In S. Gregorio Armeno la tomba di Riccardo Fasano

 

Medico solofrano del XIV secolo

 

 

L’Università degli studi di Napoli ha pubblicato nel 2007, a cura di Stefano D’Ovidio e di Alessandra Rullo del Dipartimento di discipline storiche dell’Università di Napoli, un’antica opera di Pietro De Stefano, edita a Napoli nel 1560 dal titolo Descrittione dei luoghi sacri della città di Napoli. L’opera descrive “reliquie, sepolture, epitaffi” che si trovavano nelle chiese o nelle cappelle napoletane dell’epoca, ben 250 centri di culto, molti dei quali non ci sono più o hanno cambiato nome.

Diverse informazioni contenute in questo antico libro interessano la nostra storia. Una prima informazione riguarda la titolazione di alcune chiese napoletane dell’epoca  - Santa Maria della neve, Santa Maria del popolo, Santa Maria delle Grazie -  che è il nome di antiche chiese solofrane per le quali non si trovavano riferimenti ad eventi solofrani che ne avessero potuto determinare il nome. Ora invece sappiamo che quei nomi vennero da Napoli grazie ai rapporti tra Solofra e la capitale del regno.

Altra informazione ci viene dalle epigrafi dei monumenti funerari, che si riferiscono a molte personem e di primissimo valore, provenienti da tutto il meridione che erano morti a Napoli. Ciò si spiega con la politica, iniziata con gli Angioini, di arricchire la città della parte migliore della società meridionale che contribuì a fare di Napoli una grande capitale. Anche da Solofra fin dal XIV secolo erano giunti a Napoli rappresentanti di valore della nostra società.

L’informazione più importante riguarda un solofrano, Riccardo Fasano, il grande medico morto nel 1333 a Napoli dove gli Angioini lo avevano chiamato per organizzare gli Studi di medicina nella Università della nuova capitale. Già il primo angioino, il re Carlo, lo aveva premiato per la sua opera alla insigne Scuola Medica Salernitana, dandogli un suffeudo incardinato sul territorio solofrano di Arco e Carlo II lo aveva voluto medico alla sua corte quando era ancora principe di Salerno.
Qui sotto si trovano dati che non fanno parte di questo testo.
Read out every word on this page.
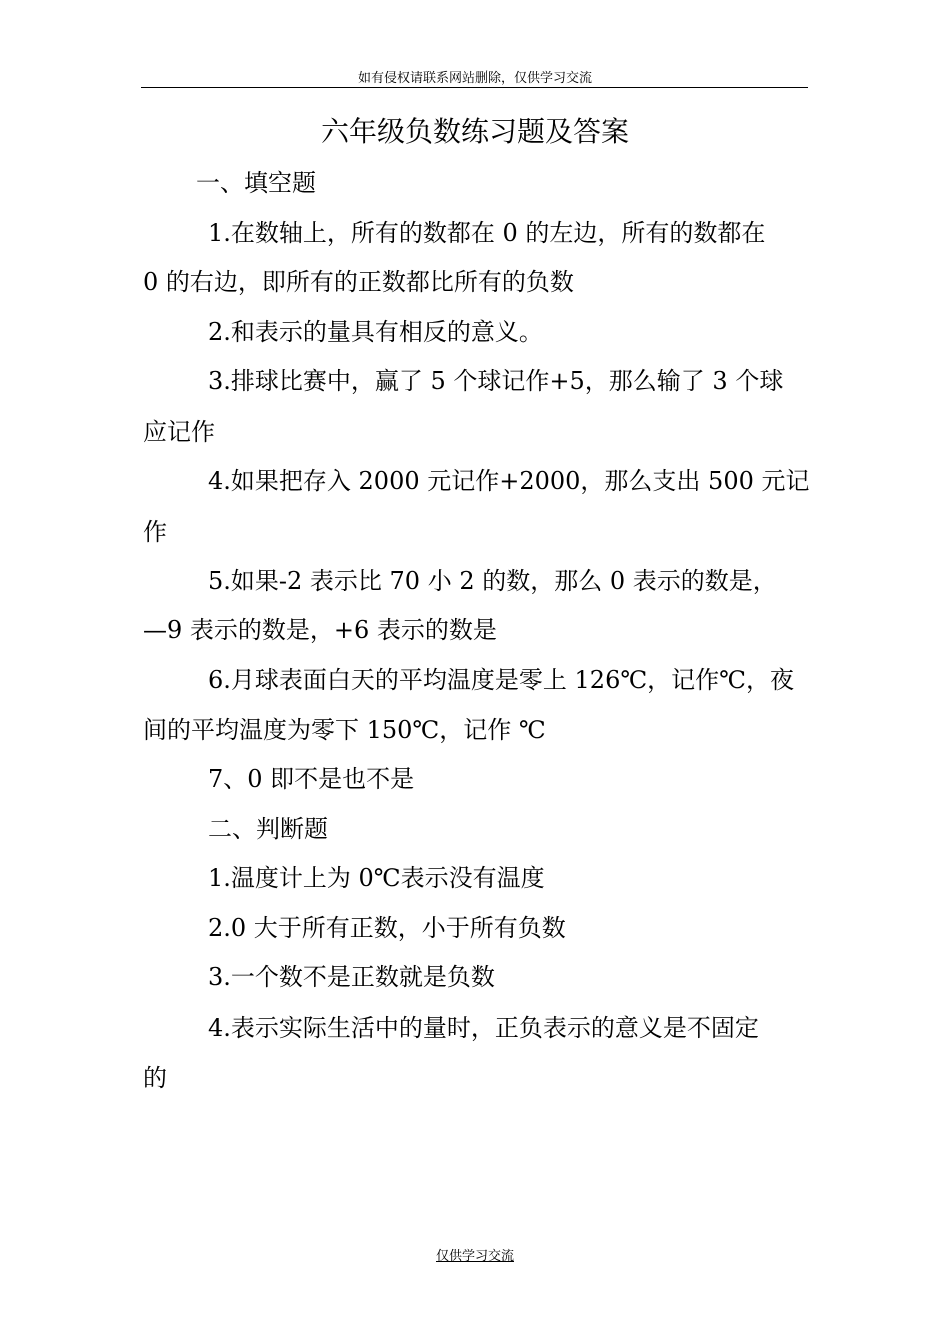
如有侵权请联系网站删除，仅供学习交流
六年级负数练习题及答案
一、填空题
1.在数轴上，所有的数都在 0 的左边，所有的数都在
0 的右边，即所有的正数都比所有的负数
2.和表示的量具有相反的意义。
3.排球比赛中，赢了 5 个球记作+5，那么输了 3 个球
应记作
4.如果把存入 2000 元记作+2000，那么支出 500 元记
作
5.如果-2 表示比 70 小 2 的数，那么 0 表示的数是，
—9 表示的数是，+6 表示的数是
6.月球表面白天的平均温度是零上 126℃，记作℃，夜
间的平均温度为零下 150℃，记作 ℃
7、0 即不是也不是
二、判断题
1.温度计上为 0℃表示没有温度
2.0 大于所有正数，小于所有负数
3.一个数不是正数就是负数
4.表示实际生活中的量时，正负表示的意义是不固定
的
仅供学习交流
Poi venne il prestigioso incarico napoletano e la nomina a Protomedico del Regno, una specie di ministro della salute. A Napoli l’opera del Fasano fu molto apprezzata e valida, sia come rettore della Università, che come capo dei medici del Regno. Si riempì di meriti e si legò strettamente ai re francesi che furono munifici verso coloro che gli erano fedeli.

Verso il nostro concittadino non mancò la loro riconoscenza che si prolungò col figlio Andrea e col nipote Nicolò, anch’essi medici della corte angioina, e si estese anche a tutta la comunità solofrana che godette di privilegi e di protezioni di carattere soprattutto economico. Ora sappiamo che quei re dettero al Riccardo solofrano anche una degna sepoltura nella chiesa più importante dell’epoca  - San Ligoro o Logorio - dove fu sepolto con una lapide importante in cui vengono ricordati i meriti e le dignità del Fasano nonché la vicinanza di affetto e amicizia con il re angioino.
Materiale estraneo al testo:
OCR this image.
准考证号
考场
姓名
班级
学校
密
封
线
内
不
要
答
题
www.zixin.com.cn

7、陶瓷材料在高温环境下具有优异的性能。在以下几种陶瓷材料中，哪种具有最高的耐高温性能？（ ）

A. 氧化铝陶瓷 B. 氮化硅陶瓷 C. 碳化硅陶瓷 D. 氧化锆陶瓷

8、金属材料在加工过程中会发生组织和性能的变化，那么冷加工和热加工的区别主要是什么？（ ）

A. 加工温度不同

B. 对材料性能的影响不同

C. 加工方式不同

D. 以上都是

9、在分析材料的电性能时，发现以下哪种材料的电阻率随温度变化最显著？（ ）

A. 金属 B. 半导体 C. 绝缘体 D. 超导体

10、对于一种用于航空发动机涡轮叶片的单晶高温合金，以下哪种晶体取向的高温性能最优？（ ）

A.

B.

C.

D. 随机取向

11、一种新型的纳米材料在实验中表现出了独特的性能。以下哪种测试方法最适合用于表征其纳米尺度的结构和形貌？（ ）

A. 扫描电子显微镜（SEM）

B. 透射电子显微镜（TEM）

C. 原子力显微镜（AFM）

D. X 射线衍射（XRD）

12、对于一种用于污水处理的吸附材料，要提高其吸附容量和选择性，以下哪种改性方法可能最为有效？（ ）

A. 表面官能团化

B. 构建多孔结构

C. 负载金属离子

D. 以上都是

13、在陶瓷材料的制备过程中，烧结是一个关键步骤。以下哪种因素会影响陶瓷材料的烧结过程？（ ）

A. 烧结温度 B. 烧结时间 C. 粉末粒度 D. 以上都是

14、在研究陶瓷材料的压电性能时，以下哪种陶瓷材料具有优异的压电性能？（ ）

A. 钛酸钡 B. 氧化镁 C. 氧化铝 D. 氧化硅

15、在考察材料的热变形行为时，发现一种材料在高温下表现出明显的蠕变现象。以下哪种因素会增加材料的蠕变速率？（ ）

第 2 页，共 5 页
Conoscevamo la data della sua morte, tramandata da coloro che hanno parlato di questa famiglia solofrana e dei suoi rappresentanti più famosi  - Beltrano, Candida Gonzaga, Crollalanza -  non conoscevamo il luogo della sepoltura, né l’epigrafe, che ora vengono alla luce dietro la fatica di due ricercatori universitari. San Ligorio è il nome popolare di San Gregorio Armeno, dove in gran considerazione era temuta come reliquia la testa di San Biagio. Quest’ultima informazione ci spiega perchè nel posto dove poi sorse la chiesa della Consolazione era costruita una cappella dedicata a San Biagio. Siamo nel fondo Arco, dove i Fasano avevano incardinato il suffeudo dato dagli Angioini e dove, secondo l’uso, non mancava un centro religioso. Non è improbabile che i figli di Riccardo abbiano dedicato la chiesa del loro fondo al Santo la cui reliquia era venerata nella chiesa dove era sepolto il grande loro genitore.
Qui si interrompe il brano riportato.